Even though there is a lot going on in America right now, I thought you deserved a short break from TV news. Yes, I realize important things are happening in this world. But I’m going to tell you about dogs.
You can stop reading here if you would rather read something more enthralling. Believe me, I will understand.
But the reason I bring up these dogs is because after a recent column in which I mentioned Saint Bernards, the next morning I awoke to a mounding pile of emails about them. I had no idea people were so crazy about Saint Bernards.
Carrie, from Houston, emailed me several articles about the breed, and I found myself reading about these dogs all danged afternoon instead of, say, starting on my 36-month-old honey-do list.
So let’s journey across the Atlantic for a moment and go back in time. Our story opens with an ancient monastery located at 8,000 feet within the bitter Western Alps. Far, far, FAR away from cable TV.
This region of the Alps has always been an über dangerous place. On average, 1,000 avalanches occur here each year, and they are often fatal.
If you are an alpine hiker, once you hear the crackling land-shaking boom in the distance, you are, to quote the Swiss monks, “totally screwed.” Each year about 100 people are killed in avalanches in the Alps.
Which leads us to L’Hospice du Gd-St-Bernard, a nondescript, plain-looking hostel situated off the 49-mile route that runs between Italy and Switzerland.
The monastery saw a lot of mountain travelers in its time. The monks became famous for their kindness, hospitality, piety, wisdom, and for having the most butt-kickingest homebrew beer ever.
Actually, I’m kidding about the beer. I don’t know how good it was. But what I do know is that during the seventeenth century one of these monks had the bright idea to breed dogs. And that’s where this whole thing begins.

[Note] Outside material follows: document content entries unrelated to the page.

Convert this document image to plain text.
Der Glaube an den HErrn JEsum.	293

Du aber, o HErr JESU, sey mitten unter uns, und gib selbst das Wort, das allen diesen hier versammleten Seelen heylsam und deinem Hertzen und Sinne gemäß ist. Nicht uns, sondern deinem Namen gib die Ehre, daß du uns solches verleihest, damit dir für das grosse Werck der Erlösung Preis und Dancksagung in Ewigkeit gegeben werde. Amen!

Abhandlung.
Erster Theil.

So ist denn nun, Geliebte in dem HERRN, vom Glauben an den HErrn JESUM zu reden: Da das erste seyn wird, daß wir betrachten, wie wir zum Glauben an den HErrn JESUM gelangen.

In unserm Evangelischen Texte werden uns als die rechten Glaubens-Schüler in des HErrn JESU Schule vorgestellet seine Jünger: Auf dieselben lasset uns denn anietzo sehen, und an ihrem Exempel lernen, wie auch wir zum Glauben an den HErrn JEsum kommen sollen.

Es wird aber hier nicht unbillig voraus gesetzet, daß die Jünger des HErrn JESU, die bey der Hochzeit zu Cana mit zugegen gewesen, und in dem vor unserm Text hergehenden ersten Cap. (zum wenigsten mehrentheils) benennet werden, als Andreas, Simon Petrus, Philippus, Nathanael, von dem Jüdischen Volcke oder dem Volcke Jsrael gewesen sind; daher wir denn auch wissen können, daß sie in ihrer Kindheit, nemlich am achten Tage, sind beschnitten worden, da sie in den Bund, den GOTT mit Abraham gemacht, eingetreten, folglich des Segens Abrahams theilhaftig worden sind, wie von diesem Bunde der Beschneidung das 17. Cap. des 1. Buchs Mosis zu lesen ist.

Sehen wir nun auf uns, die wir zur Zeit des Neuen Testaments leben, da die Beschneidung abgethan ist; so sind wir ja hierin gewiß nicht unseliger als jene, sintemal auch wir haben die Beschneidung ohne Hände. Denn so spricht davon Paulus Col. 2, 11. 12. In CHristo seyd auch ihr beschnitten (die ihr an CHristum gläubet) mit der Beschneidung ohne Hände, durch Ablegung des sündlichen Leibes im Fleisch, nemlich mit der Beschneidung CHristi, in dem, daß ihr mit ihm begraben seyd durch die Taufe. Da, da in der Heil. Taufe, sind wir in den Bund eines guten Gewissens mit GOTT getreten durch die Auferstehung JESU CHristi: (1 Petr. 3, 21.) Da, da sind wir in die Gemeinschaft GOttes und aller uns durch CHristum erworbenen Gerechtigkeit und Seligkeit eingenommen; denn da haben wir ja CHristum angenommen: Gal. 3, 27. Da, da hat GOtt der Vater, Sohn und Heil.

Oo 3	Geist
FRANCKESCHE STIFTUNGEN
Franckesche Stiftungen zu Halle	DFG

The monks bred mountain dogs. The animals were powerful, big-boned, and had more stamina than other canines. They were almond-colored, with arctic-white splotches, ink-black muzzles, and they were tough.
In the mornings the monks would turn the dogs loose. They would be gone for days, tracking scents, patrolling for lost hikers, avalanche victims, or anyone in serious need of beer.
News of the dogs’ heroics began spreading to nearby villages. Soon, mountain travelers were telling fantastic tales of how they’d been submerged beneath acres of snow, nearly dead, only to be greeted by an animal tunneling through the crust like a single furrow plow.
Some claimed the dogs found them when they were lost. Others claimed the dogs protected them from bandits. Grizzled men with ice-matted beards, and snow-blindness were seen staggering off the trail, being led by a dog.
And then, of course, there was Barry.
Barry was a dog born in 1800. He was mahogany and ivory, with a humble gait. They say he was calm, and almost human in his mannerisms. He wasn’t big, only about 90 pounds—much lighter than his descendants.
Nearby villagers called him “Menschenretter,” (literally, “people rescuer”). Others just called him a “sacred dog.” And he was.
Almost as soon as Barry grew out of his teething phase, he started saving lives. You could say it was his gift, because you can’t teach a dog something like this.
Barry would use his powerful chest and shoulders to burst through hardened snow shells, cutting long path toward stranded hikers. Or he could be seen burrowing half a mile beneath icy whiteness to find trapped victims.
He worked in blizzards, rock slides, and dismal mountain storms. If there were no rescue parties around, Barry did the rescues himself.
Such was the case with the little boy Barry found trapped after an avalanche. The kid had been traveling with his mother when the disaster hit. The impact killed his mother but left the child buried alive, freezing to death.
When Barry found him beneath the snow, he licked the boy’s face until he awakened, then laid on top of the boy to keep him warm.
Once the child was conscious, the kid climbed onto the dog’s back and Barry marched through miles of wind-whipped wilderness back to the monastery. When the monks found Barry, he was loping out of the woods, hungry and dehydrated, with a child clinging to his shoulders.
After 12 years of service in the mountains, they say Barry saved 40 to 100 people. Maybe more.
Today, Barry’s remains are preserved and on display at the Musee Et Chiens Du St-Bernard museum in the Alps, which is beside the old monastery. The monastery, as it happens, is still a thriving place for day-trippers, hikers, and travelers. And I understand from a credible source that they still have kick-butt beer.
Also, next door to the museum is the Barry Foundation, which still breeds the famous dogs, producing about 20 pedigree pups per year. Hordes of tourists visit each season to touch these sacred pups because even in an era of helicopters and high-tech gear, dogs still play an important role in mountain rescues.
Over the years these big dogs have been called several different names. Some called them Alpine Mastiffs, others referred to them as Alpine Spaniels. The Swiss call them the Swiss National Dog. Many people still call them Barry dogs, which makes my heart very warm.
But none of these names did the breed much justice. After all, what do you call a selfless creature who roams a sad and fallen Earth, looking for lost souls during a frightening age, when the mountains themselves seem to be tumbling?
Ah yes. You call them Saints.
And we could certainly use more of them.